O Conselho Monetário Nacional (CMN) publicou a regulamentação para o decreto que autoriza o bloqueio de contas e a interrupção de transações financeiras de operadores de apostas de quota fixa que atuam sem a devida permissão legal. Esta ação visa coibir a operação de entidades consideradas irregulares no sistema financeiro, com impacto direto em todo o Sistema de Pagamentos Brasileiro (SPB).
O principal objetivo do governo é dificultar a atuação de sites e empresas classificadas como irregulares, impondo novas diretrizes para que bancos e instituições de pagamento acatem as determinações oficiais. A regulamentação do CMN era um passo crucial, mesmo após a assinatura do decreto pelo presidente Luiz Inácio Lula da Silva na semana anterior.
A Resolução nº 5320, aprovada na última quinta-feira (25) e com vigência a partir de 28 de agosto, estabelece que as instituições integrantes do Sistema de Pagamentos Brasileiro (SPB) devem efetuar o bloqueio de contas em até 24 horas após serem notificadas pela Secretaria de Prêmios e Apostas (SPA) do Ministério da Fazenda.
Como o bloqueio de contas será implementado
Esta nova regra se aplica a indivíduos e empresas que operam apostas de quota fixa sem a necessária autorização legal.
O processo é iniciado quando a SPA detecta uma operação irregular.

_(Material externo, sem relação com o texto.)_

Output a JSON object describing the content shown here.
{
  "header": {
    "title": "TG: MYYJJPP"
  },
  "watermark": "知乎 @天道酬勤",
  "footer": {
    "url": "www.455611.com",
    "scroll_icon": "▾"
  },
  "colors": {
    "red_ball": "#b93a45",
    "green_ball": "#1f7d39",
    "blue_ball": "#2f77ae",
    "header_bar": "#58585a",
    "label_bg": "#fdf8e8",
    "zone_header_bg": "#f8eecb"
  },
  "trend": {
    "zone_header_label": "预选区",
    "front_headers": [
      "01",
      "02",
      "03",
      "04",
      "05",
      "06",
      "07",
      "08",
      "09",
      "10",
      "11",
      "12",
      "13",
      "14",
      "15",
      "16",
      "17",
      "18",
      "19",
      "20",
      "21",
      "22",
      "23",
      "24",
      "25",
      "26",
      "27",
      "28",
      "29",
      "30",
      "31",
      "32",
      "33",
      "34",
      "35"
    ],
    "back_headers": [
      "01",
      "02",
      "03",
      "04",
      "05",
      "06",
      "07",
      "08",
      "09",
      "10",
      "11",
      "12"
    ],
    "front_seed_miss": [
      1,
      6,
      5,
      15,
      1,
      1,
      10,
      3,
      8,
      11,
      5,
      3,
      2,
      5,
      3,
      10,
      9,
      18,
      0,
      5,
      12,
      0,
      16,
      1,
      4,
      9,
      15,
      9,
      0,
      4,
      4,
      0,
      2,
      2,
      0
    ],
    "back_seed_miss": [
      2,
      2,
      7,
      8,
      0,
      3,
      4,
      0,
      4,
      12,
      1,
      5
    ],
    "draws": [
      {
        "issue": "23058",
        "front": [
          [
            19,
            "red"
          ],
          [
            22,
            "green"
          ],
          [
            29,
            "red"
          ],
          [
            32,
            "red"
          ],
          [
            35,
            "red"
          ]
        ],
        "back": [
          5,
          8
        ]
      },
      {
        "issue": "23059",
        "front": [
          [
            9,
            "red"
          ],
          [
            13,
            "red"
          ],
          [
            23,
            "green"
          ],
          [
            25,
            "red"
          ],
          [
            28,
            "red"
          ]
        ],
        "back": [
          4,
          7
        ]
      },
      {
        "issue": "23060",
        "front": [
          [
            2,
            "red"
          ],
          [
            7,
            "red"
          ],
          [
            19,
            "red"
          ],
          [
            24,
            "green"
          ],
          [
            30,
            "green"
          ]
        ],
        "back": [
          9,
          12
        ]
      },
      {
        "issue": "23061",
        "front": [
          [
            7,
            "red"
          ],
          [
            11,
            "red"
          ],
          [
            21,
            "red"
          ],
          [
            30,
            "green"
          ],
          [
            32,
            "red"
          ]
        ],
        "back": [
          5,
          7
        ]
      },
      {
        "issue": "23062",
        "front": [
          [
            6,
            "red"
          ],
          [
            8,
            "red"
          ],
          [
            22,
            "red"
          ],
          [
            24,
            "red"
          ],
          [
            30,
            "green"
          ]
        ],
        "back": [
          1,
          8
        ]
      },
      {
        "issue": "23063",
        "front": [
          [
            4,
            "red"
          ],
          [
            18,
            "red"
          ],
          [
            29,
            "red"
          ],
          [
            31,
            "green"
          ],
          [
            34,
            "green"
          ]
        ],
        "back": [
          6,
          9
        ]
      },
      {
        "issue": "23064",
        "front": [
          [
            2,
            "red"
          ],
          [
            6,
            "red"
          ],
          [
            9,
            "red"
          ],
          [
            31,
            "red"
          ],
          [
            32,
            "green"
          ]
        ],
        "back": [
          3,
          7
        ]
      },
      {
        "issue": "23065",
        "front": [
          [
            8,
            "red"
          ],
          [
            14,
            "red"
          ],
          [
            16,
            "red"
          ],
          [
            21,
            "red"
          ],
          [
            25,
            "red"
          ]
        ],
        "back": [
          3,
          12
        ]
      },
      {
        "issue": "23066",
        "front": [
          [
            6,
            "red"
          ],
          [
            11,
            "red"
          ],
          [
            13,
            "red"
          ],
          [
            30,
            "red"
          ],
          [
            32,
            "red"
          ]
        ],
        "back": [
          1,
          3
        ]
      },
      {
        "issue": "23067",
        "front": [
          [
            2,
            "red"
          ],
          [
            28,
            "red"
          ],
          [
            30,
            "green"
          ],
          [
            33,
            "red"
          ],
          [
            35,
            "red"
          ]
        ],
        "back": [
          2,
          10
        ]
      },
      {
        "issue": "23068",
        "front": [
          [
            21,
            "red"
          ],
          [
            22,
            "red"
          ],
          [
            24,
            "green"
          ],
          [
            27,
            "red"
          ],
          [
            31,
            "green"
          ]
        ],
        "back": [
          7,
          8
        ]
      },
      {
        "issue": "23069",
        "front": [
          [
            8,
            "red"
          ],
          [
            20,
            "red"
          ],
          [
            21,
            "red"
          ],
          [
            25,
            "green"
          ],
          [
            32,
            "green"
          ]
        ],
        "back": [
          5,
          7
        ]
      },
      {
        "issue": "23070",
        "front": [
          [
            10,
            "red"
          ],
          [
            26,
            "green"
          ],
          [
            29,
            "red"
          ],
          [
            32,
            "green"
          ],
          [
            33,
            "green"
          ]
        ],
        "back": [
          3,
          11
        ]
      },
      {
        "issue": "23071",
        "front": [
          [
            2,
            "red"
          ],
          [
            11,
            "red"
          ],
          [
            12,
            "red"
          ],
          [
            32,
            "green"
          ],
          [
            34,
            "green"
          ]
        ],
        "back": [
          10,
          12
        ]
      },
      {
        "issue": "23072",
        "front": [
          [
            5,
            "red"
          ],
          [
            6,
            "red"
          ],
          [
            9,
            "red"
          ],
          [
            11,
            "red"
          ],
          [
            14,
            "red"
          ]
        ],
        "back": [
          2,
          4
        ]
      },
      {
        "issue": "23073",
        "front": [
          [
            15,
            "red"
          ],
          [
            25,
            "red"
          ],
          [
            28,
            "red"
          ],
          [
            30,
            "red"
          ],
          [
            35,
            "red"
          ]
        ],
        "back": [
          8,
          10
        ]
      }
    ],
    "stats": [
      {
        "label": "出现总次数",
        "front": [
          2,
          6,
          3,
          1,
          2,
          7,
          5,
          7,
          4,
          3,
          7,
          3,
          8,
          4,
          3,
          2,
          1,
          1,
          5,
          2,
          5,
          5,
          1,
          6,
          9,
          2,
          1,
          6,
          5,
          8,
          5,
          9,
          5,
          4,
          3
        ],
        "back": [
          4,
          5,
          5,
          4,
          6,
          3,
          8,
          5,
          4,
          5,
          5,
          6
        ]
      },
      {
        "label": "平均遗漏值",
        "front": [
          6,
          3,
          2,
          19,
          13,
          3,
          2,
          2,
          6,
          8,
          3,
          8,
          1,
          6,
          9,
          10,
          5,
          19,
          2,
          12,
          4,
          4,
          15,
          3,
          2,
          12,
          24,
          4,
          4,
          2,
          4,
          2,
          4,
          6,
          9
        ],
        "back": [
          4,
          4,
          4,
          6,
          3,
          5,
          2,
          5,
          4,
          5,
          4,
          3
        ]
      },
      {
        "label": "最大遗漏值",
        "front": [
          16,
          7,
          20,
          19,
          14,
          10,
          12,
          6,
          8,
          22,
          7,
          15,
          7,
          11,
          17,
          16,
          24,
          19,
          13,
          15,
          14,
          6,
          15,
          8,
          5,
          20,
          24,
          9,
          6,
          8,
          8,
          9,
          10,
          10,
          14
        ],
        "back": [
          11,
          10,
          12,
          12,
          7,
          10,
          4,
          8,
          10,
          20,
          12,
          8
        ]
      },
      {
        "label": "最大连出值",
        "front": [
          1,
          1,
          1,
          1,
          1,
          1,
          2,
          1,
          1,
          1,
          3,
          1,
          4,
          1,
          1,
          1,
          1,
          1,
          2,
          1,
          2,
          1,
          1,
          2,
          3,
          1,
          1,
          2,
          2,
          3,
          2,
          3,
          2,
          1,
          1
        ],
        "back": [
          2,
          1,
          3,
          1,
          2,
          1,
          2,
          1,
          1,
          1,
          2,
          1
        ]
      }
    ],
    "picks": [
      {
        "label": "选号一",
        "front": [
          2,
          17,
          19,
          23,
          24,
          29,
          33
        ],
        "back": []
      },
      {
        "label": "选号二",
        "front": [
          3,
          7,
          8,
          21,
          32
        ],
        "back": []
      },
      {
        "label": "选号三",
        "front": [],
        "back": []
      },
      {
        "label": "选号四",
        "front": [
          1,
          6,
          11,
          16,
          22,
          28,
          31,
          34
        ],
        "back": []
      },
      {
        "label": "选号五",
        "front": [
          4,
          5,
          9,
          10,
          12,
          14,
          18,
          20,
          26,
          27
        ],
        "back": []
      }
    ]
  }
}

A partir dessa identificação, a secretaria emite um auto de constatação e, subsequentemente, encaminha uma notificação de bloqueio de contas às instituições financeiras e de pagamento envolvidas.
Ao receberem a ordem, bancos e demais instituições são obrigados a bloquear as contas associadas aos operadores de apostas ilegais identificados.
O bloqueio de contas pode incidir sobre diversas modalidades, incluindo:
- Contas de depósito à vista;
- Contas de poupança;
- Contas de pagamento pré-pagas;
- Contas de registro.
Valores retidos e novas transações
Uma vez efetuado o bloqueio de contas, os recursos nelas existentes tornam-se imediatamente indisponíveis. A regulamentação também exige a recusa de novas transações, diretas ou indiretas, que se destinem a essas contas e estejam ligadas à atividade irregular de apostas ilegais.
Em termos práticos, a medida visa impedir que operadores sem autorização movimentem fundos através do sistema financeiro enquanto procedimentos administrativos ou judiciais estiverem em curso.
Desbloqueio de contas e encerramento
É importante notar que o bloqueio de contas não é, por si só, uma medida permanente. As contas podem ser liberadas caso uma decisão administrativa final determine que o titular não deveria ter sido afetado pela ação.
Outra possibilidade de desbloqueio ocorre após a conversão dos valores para depósito judicial, seguindo as disposições da regulamentação.
Contrariamente, se uma decisão judicial confirmar o perdimento dos recursos, as instituições financeiras serão instruídas a proceder com o encerramento definitivo das contas dos titulares.
Destinação dos valores apreendidos
Em situações onde há uma determinação judicial para a perda dos valores, o dinheiro será direcionado ao Fundo Nacional de Segurança Pública, que é vinculado ao Ministério da Justiça e Segurança Pública.
Esta medida integra o conjunto de regras elaboradas para combater operadores clandestinos de apostas ilegais, sendo uma previsão decorrente de alterações na legislação de combate ao crime organizado.
Base legal da nova regulamentação do CMN
A nova norma do CMN regulamenta um dispositivo inserido na Lei nº 14.790/2023, parte do Marco Legal do Combate ao Crime Organizado, e também complementa o Decreto nº 13.033/2026, que estabeleceu as atribuições da SPA.
O Conselho Monetário Nacional é composto por figuras importantes da economia brasileira: o ministro da Fazenda, Dario Durigan; o presidente do Banco Central, Gabriel Galípolo; e o ministro do Planejamento e Orçamento, Bruno Moretti.